Is there a reason why we’re using the weights W1 and W2 or their mean to get the word embeddings? Intuitively, I was expecting the (Nx1) values in the hidden layer to be the obvious choice. Any particular reason for choosing the weights to represent words or is it because it just works?
Good question.
Couple of points to get the intuition right:
-
First, embeddings are numerical representation of words.
Why numerical? - because computers work with math and math needs numbers. -
Second, people came up with a myriad of ways to represent words with math (or as numbers). One of them is CBOW - the approach of predicting the word by the surrounding words (and where the order of the surrounding words does not matter). Which is a simple approach, but for some tasks it might be enough.
The logic behind this approach lies in distributional hypothesis which states that words in similar contexts have similar meanings. In particular, we try to increase the quantity v_w · v_c for good word-context pairs, and decrease it for bad ones. Intuitively, this means that words that share many contexts will be similar to each other.

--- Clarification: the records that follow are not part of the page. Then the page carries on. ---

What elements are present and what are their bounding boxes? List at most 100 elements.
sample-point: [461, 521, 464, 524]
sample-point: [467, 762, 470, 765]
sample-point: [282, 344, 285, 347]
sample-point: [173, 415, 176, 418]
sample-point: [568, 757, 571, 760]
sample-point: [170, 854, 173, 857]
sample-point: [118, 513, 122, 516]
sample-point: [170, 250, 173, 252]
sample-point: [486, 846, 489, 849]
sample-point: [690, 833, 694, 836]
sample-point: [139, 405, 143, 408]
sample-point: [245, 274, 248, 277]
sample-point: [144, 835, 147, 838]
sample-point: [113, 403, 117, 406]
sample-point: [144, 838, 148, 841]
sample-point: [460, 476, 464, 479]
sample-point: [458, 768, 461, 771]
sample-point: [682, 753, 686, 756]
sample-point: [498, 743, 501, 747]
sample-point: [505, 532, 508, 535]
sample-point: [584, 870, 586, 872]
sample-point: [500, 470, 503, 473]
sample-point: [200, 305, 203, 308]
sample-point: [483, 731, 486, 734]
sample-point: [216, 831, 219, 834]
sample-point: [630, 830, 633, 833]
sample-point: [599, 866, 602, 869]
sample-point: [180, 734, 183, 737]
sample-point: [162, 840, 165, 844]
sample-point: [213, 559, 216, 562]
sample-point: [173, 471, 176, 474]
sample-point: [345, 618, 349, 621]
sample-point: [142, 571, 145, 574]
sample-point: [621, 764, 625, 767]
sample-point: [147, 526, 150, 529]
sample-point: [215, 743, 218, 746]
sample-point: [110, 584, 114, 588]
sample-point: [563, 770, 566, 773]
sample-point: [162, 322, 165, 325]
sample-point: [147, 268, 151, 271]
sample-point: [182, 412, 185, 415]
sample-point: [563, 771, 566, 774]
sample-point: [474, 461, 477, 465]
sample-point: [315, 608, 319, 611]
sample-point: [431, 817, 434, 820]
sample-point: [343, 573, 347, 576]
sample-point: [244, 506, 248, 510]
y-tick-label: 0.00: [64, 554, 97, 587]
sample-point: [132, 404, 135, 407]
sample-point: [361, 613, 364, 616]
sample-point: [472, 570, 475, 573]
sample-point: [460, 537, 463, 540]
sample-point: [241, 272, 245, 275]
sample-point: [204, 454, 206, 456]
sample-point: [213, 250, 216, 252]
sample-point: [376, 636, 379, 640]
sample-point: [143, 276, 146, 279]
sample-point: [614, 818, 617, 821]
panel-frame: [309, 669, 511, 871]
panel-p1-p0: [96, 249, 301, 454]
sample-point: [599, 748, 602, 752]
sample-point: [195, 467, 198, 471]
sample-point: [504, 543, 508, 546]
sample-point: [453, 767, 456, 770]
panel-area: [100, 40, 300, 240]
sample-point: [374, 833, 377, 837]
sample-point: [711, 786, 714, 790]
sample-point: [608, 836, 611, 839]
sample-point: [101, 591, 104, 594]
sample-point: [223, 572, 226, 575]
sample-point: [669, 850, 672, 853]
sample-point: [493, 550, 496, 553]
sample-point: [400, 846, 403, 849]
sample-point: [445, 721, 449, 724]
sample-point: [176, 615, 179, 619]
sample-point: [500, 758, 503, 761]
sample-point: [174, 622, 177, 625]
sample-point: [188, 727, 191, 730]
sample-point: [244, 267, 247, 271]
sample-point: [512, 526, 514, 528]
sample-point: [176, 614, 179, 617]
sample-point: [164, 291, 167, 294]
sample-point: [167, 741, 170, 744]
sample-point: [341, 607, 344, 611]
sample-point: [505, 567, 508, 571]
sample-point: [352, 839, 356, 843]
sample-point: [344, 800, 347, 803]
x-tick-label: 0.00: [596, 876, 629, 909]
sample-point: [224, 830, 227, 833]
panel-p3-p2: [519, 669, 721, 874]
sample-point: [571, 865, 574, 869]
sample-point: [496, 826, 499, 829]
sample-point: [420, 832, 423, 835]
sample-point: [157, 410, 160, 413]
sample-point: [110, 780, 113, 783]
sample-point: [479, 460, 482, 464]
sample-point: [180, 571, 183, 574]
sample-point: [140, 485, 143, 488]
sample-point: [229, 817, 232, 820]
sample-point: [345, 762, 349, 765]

One example to illustrate for further intuition - we could use Pointwise mutual information which is very easy to understand with the table:
The problem with this approach is that for every word we would get a very long embedding vector - the vocabulary long embedding vector (for example 30 000 long) just for 1 word context. If we would consider multiple word context, the number of rows (or columns, depending on the implementation) in this matrix would rise exponentially (maybe not to 30 000 x 30 000 but exponentially). In other words, impossible to work with (computation wise and also not enough text in the world to populate the matrix to at least a decent accuracy).

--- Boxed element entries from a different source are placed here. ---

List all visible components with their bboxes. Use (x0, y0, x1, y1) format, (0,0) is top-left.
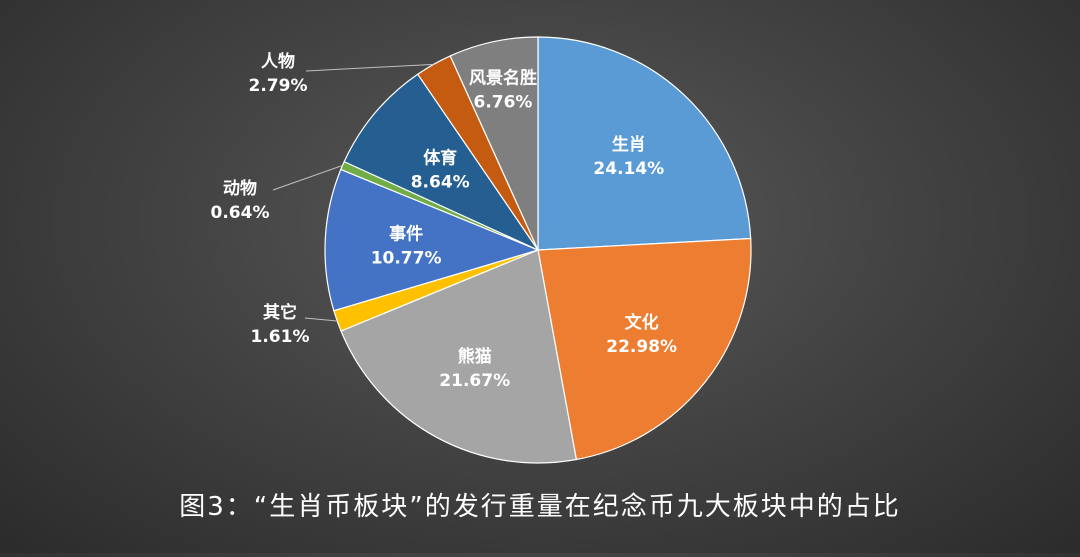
pie-slice-8 (449, 36, 539, 251)
slice-label-1: 文化 (625, 312, 659, 333)
pie-slice-6 (343, 73, 540, 252)
slice-label-8: 风景名胜 (469, 68, 537, 89)
leader-line-3 (304, 317, 338, 322)
pie-slice-2 (340, 249, 578, 464)
slice-label-7: 人物 (261, 51, 295, 72)
slice-value-2: 21.67% (439, 371, 510, 391)
slice-value-5: 0.64% (211, 203, 270, 223)
slice-label-6: 体育 (423, 148, 457, 169)
slice-value-6: 8.64% (411, 173, 470, 193)
slice-label-3: 其它 (263, 302, 297, 323)
slice-label-0: 生肖 (612, 134, 646, 155)
slice-labels: 生肖 24.14% 文化 22.98% 熊猫 21.67% 其它 1.61% 事件 10.77% 动… (211, 51, 678, 391)
slice-value-7: 2.79% (249, 76, 308, 96)
pie-slice-0 (537, 36, 752, 251)
slice-value-8: 6.76% (473, 93, 532, 113)
slice-value-0: 24.14% (593, 159, 664, 179)
slice-value-3: 1.61% (251, 327, 310, 347)
pie-slice-1 (537, 237, 752, 461)
leader-line-5 (272, 165, 343, 191)
slice-label-4: 事件 (389, 223, 423, 244)
slice-label-2: 熊猫 (458, 346, 492, 367)
slice-value-1: 22.98% (606, 337, 677, 357)
pie-slice-4 (324, 168, 540, 312)
leader-line-7 (305, 63, 434, 72)
slice-label-5: 动物 (223, 178, 257, 199)
slice-value-4: 10.77% (371, 248, 442, 268)
leader-lines (272, 63, 434, 322)
pie-slices (324, 36, 752, 464)
figure-caption: 图3：“生肖币板块”的发行重量在纪念币九大板块中的占比 (179, 492, 901, 522)
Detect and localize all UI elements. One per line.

Now, regarding your question, one trade-off that can be made is that we actually don’t need that many dimensions (or features) to represent a word. This number (among other things) is left for you to decide. The other thing (among other things) is the architecture of the Neural Network (if you decided to use NN to get these representations).

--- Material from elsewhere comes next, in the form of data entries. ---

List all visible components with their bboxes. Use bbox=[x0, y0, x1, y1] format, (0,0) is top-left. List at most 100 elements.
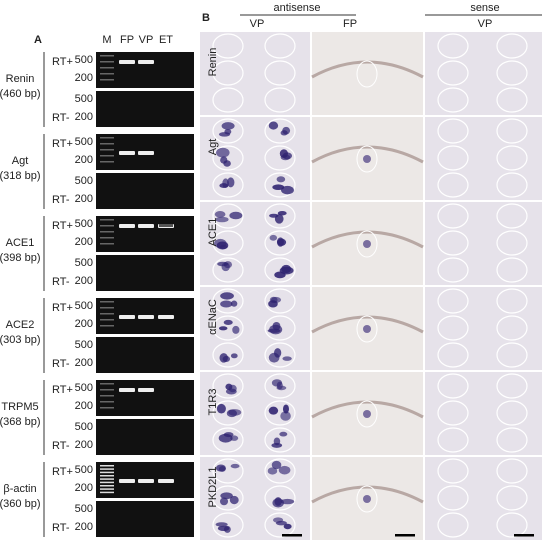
gel bbox=[96, 91, 194, 127]
ladder-band bbox=[100, 61, 114, 63]
taste-bud bbox=[212, 400, 244, 426]
taste-bud bbox=[437, 485, 469, 511]
taste-bud bbox=[356, 60, 378, 88]
gel bbox=[96, 419, 194, 455]
column-label: FP bbox=[343, 18, 357, 30]
taste-bud bbox=[496, 400, 528, 426]
band bbox=[158, 479, 174, 483]
stain bbox=[217, 525, 230, 531]
taste-bud bbox=[496, 33, 528, 59]
band bbox=[138, 388, 154, 392]
taste-bud bbox=[212, 458, 244, 484]
ladder-band bbox=[100, 73, 114, 75]
row-label: PKD2L1 bbox=[207, 467, 219, 508]
taste-bud bbox=[264, 60, 296, 86]
micrograph bbox=[200, 32, 310, 115]
taste-bud bbox=[212, 87, 244, 113]
stain bbox=[216, 403, 226, 414]
taste-bud bbox=[212, 172, 244, 198]
rt-label: RT- bbox=[52, 522, 70, 534]
ladder-band bbox=[100, 478, 114, 480]
taste-bud bbox=[496, 87, 528, 113]
taste-bud bbox=[264, 118, 296, 144]
stain bbox=[363, 325, 371, 333]
ladder-band bbox=[100, 79, 114, 81]
gel bbox=[96, 52, 194, 88]
taste-bud bbox=[212, 315, 244, 341]
taste-bud bbox=[437, 373, 469, 399]
ladder-label: 200 bbox=[75, 439, 93, 451]
stain bbox=[276, 237, 284, 247]
band bbox=[159, 224, 173, 227]
taste-bud bbox=[212, 342, 244, 368]
stain bbox=[280, 411, 291, 421]
stain bbox=[363, 240, 371, 248]
taste-bud bbox=[496, 145, 528, 171]
band bbox=[138, 60, 154, 64]
band bbox=[138, 151, 154, 155]
ladder-band bbox=[100, 143, 114, 145]
rt-label: RT- bbox=[52, 440, 70, 452]
stain bbox=[281, 185, 294, 195]
ladder-label: 500 bbox=[75, 382, 93, 394]
gene-size: (460 bp) bbox=[0, 88, 40, 100]
taste-bud bbox=[212, 230, 244, 256]
gene-size: (368 bp) bbox=[0, 416, 40, 428]
ladder-label: 500 bbox=[75, 136, 93, 148]
gene-name: TRPM5 bbox=[1, 401, 38, 413]
taste-bud bbox=[496, 342, 528, 368]
taste-bud bbox=[264, 145, 296, 171]
ladder-label: 500 bbox=[75, 464, 93, 476]
ladder-band bbox=[100, 395, 114, 397]
taste-bud bbox=[437, 458, 469, 484]
taste-bud bbox=[437, 257, 469, 283]
row-label: Renin bbox=[207, 48, 219, 77]
ladder-band bbox=[100, 485, 114, 487]
stain bbox=[230, 300, 238, 307]
stain bbox=[218, 326, 228, 331]
micrograph bbox=[425, 287, 542, 370]
ladder-label: 200 bbox=[75, 482, 93, 494]
stain bbox=[279, 431, 288, 437]
stain bbox=[230, 463, 240, 469]
gel bbox=[96, 501, 194, 537]
micrograph bbox=[425, 457, 542, 540]
stain bbox=[268, 406, 279, 415]
header: antisense bbox=[273, 2, 320, 14]
micrograph bbox=[425, 202, 542, 285]
lane-label: VP bbox=[139, 34, 154, 46]
gel bbox=[96, 255, 194, 291]
stain bbox=[230, 353, 238, 359]
ladder-band bbox=[100, 231, 114, 233]
taste-bud bbox=[437, 87, 469, 113]
taste-bud bbox=[264, 87, 296, 113]
stain bbox=[219, 497, 229, 506]
stain bbox=[279, 149, 288, 158]
rt-label: RT+ bbox=[52, 138, 73, 150]
taste-bud bbox=[437, 342, 469, 368]
ladder-label: 200 bbox=[75, 193, 93, 205]
taste-bud bbox=[264, 373, 296, 399]
rt-label: RT- bbox=[52, 112, 70, 124]
ladder-band bbox=[100, 488, 114, 490]
stain bbox=[214, 210, 226, 218]
taste-bud bbox=[212, 145, 244, 171]
stain bbox=[229, 495, 239, 505]
taste-bud bbox=[496, 512, 528, 538]
taste-bud bbox=[437, 512, 469, 538]
stain bbox=[272, 184, 285, 191]
stain bbox=[269, 296, 278, 304]
stain bbox=[280, 498, 295, 505]
stain bbox=[277, 210, 287, 216]
band bbox=[119, 151, 135, 155]
stain bbox=[363, 495, 371, 503]
stain bbox=[267, 467, 278, 475]
ladder-band bbox=[100, 67, 114, 69]
ladder-label: 200 bbox=[75, 111, 93, 123]
stain bbox=[232, 325, 240, 334]
taste-bud bbox=[496, 230, 528, 256]
stain bbox=[215, 216, 229, 223]
stain bbox=[225, 383, 233, 390]
stain bbox=[274, 497, 282, 506]
taste-bud bbox=[437, 230, 469, 256]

So, if you decided to go with a single layer Neural Network, then your question would be irrelevant (since there would be no W2). But, if you decided to go with a two layer NN (like in the Assignment) then you have options (the three you mentioned and also other combinations). Think what happens when you have more than two layers and also of different types (like RNN, Attention, etc)…
Reality is that none of them (and all of them at the same time) is a correct way to represent words. If the weights are initialized randomly (as is often the case) you never arrive at the same values even with the same dataset which suggests that there is no one correct way to represent the same words but at the same time, these weights are good enough to represent these words for your objective. Later, when you want to interpret them, you have many options but you have to keep in mind that these weights are dependent on each other, on the dataset, on the NN architecture (number and types of layers), on the loss function, on the optimizer (Stochastic Gradient Descent or Adam), on many hyper-parameters (number of dimensions, learning rate, etc.etc.), and among other things - on the initial random state.
So, to make the story short - the best intuition is to understand the underlying processes that led to these values (because there is no “obvious choice”).
Cheers
Thank you so much for your comprehensive and in-depth reply!
So far, I’ve only seen hidden layer representations being used as encodings/embeddings, so I was just taken by surprise when the weights were used instead.
I greatly appreciate your amazing explanation. Cheers!